Does wandb have a limit on how long it can be run and deadlocks?

I find that my scripts seem to halt on their own but they seem to deadlock or don’t throw an error e.g. I was running a training script on my laptop but cuz it was on debug mode I was able to pause and it seemed to be stuck with some multiprocessing things and it seemed it was related to wandb…

epoch_num=95: train_loss=1.861583555999555, train_acc=0.4987407624721527
epoch_num=95: val_loss=tensor(7.3504), val_acc=tensor(0.)
 16% (96 of 600) | | Elapsed Time: 7:47:13 | ETA:  1 day, 16:52:54 | 175.7 s/it
epoch_num=96: train_loss=1.8501708821246499, train_acc=0.5018503069877625
epoch_num=96: val_loss=tensor(6.9187), val_acc=tensor(0.)
Exception ignored in: <Finalize object, dead>
Traceback (most recent call last):
  File "/Users/brandomiranda/opt/anaconda3/envs/meta_learning/lib/python3.9/multiprocessing/util.py", line 224, in __call__
    res = self._callback(*self._args, **self._kwargs)
  File "/Users/brandomiranda/opt/anaconda3/envs/meta_learning/lib/python3.9/multiprocessing/synchronize.py", line 88, in _cleanup
    unregister(name, "semaphore")
  File "/Users/brandomiranda/opt/anaconda3/envs/meta_learning/lib/python3.9/multiprocessing/resource_tracker.py", line 151, in unregister
    self._send('UNREGISTER', name, rtype)
  File "/Users/brandomiranda/opt/anaconda3/envs/meta_learning/lib/python3.9/multiprocessing/resource_tracker.py", line 154, in _send
    self.ensure_running()
  File "/Users/brandomiranda/opt/anaconda3/envs/meta_learning/lib/python3.9/multiprocessing/resource_tracker.py", line 75, in ensure_running
    with self._lock:
KeyboardInterrupt: 

does wandb have some deadlock bug if it is ran for too long for a reallllyyyyyy long experiment?

Hey Brando,

There are no known deadlocks in our code as of now. Could you share the debug.log and debug-internal.log associated to this run? It can be found in the wandb folder relative to your project folder.

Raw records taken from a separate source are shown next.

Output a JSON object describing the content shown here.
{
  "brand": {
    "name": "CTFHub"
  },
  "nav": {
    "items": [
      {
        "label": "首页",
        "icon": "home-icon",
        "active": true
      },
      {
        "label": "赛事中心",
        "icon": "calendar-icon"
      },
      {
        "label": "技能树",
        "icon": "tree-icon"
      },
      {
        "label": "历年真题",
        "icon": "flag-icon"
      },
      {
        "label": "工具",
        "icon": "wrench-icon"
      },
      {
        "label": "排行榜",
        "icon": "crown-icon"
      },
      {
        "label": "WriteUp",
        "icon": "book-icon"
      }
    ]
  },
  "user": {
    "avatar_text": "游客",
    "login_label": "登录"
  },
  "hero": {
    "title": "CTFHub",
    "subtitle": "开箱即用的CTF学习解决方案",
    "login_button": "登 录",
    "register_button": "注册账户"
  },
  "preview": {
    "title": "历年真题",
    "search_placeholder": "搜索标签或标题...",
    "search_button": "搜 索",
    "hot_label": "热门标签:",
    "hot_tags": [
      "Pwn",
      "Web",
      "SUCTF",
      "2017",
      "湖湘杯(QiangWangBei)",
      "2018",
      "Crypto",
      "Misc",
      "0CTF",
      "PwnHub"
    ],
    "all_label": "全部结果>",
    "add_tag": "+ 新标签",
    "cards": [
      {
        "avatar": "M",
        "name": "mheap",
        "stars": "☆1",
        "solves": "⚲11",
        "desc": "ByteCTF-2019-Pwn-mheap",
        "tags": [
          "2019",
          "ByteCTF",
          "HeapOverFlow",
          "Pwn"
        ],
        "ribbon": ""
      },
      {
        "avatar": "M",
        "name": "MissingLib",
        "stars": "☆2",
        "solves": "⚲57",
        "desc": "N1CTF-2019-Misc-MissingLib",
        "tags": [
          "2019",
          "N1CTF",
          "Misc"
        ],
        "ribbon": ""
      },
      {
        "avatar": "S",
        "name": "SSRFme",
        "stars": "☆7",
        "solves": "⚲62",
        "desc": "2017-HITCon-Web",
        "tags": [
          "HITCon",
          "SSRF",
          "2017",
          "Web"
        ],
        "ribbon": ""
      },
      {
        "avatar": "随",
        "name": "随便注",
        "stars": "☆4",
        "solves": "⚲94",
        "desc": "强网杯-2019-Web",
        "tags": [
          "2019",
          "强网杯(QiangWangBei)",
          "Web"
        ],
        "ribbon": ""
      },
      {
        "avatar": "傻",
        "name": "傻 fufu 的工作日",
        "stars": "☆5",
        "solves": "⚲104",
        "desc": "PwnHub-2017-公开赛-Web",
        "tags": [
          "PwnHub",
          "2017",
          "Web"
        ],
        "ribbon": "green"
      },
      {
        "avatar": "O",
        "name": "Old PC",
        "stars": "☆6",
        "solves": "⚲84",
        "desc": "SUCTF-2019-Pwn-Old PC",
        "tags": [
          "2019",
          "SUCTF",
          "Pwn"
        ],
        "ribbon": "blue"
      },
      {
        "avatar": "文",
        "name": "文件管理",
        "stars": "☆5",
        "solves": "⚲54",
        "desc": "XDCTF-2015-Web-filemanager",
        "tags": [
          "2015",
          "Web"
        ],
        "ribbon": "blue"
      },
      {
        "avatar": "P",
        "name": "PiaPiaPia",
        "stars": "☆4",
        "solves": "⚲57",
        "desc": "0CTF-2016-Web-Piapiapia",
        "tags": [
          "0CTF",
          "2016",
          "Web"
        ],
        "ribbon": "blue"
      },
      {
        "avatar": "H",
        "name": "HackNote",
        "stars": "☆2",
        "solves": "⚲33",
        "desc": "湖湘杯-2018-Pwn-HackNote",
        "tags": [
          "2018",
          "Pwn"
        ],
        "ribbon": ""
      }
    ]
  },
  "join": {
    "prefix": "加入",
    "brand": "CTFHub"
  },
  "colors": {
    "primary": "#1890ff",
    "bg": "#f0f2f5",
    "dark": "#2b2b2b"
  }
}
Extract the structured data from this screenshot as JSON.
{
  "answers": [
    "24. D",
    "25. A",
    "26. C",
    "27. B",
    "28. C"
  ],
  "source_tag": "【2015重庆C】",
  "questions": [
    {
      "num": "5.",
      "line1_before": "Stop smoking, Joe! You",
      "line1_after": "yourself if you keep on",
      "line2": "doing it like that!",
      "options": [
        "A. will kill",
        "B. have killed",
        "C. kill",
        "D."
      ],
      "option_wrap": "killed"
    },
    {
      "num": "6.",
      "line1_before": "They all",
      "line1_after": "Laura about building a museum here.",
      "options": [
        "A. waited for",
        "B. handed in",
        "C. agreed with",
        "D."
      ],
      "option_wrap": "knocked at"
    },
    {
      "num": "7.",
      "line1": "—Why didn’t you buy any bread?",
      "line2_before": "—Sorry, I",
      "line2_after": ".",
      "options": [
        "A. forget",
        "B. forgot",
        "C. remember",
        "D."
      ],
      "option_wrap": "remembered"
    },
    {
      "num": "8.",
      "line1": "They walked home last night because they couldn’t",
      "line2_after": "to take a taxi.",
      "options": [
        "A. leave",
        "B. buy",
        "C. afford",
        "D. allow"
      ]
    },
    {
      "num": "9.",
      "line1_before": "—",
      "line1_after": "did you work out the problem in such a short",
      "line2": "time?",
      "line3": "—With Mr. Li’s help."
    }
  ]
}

Additionally, could you share the version of wandb that you are using and the duration of time for which you were running the experiment?

Thanks,
Ramit

Hey Brando,

I wanted to follow up here since we haven’t heard back from you. Is this still an issue you are having trouble with? Please let us know if we can be of further assistance.

Thanks,
Ramit

Hi Brando, since we have not heard back from you we are going to close this request. If you would like to re-open the conversation, please let us know!

This topic was automatically closed 60 days after the last reply. New replies are no longer allowed.